25. It is clear from the aforesaid exposition of law on the issue that the reference to DVO in the present case is illegal and any addition made on the basis of such report cannot be sustained. The addition made by the AO is therefore, liable to be deleted on the short ground. In view of the conclusion on ground no.2 we do not wish to go into other grounds of appeal and the additional grounds of appeal before us.


26. The only other surviving grounds the grievance of the assessee projected in ground no.12 raised before the Tribunal which relates to adhoc disallowance of a sum of Rs.75,000/- in respect of unvouched expenditure.

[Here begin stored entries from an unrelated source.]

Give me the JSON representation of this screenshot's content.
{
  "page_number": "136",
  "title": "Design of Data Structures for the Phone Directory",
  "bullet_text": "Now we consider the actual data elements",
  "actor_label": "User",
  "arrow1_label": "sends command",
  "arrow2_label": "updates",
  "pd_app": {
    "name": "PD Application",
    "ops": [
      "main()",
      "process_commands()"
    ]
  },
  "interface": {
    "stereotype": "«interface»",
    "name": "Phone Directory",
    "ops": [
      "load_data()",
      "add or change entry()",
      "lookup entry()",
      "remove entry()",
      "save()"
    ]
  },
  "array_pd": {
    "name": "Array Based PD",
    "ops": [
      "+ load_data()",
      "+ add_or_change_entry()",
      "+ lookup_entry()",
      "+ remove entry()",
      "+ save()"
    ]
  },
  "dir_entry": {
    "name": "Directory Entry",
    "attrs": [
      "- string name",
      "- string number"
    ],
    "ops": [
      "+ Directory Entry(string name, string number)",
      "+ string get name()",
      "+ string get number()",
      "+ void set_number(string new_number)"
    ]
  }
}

The AO disallowed a sum of Rs.75,000/-out of the expenses debited in P&L account. The assessee did not produce vouchers in respect of expenses given in the P&L account. The AO therefore, disallowed a sum of Rs.75,000/- out of the expenses debited in P&L account. The submission of the ld.Counsel for the assessee was that the AO has not pointed out any specific item of expenditure which are to be disallowed and that wherever fringe benefit tax is payable on expenses the same has been paid by the assessee.


27. We have considered the rival submission and we are of the view that these contentions are general in nature and are without any particular reference and therefore, are not acceptable. Considering the facts and circumstances of the case we are of the view the addition sustained by the CIT(A) deserves to be upheld. Consequently, ground no.12 raised by the assessee is dismissed.


28. In the result, the appeal is partly allowed.

Order pronounced in the open court on 12 February, 2020.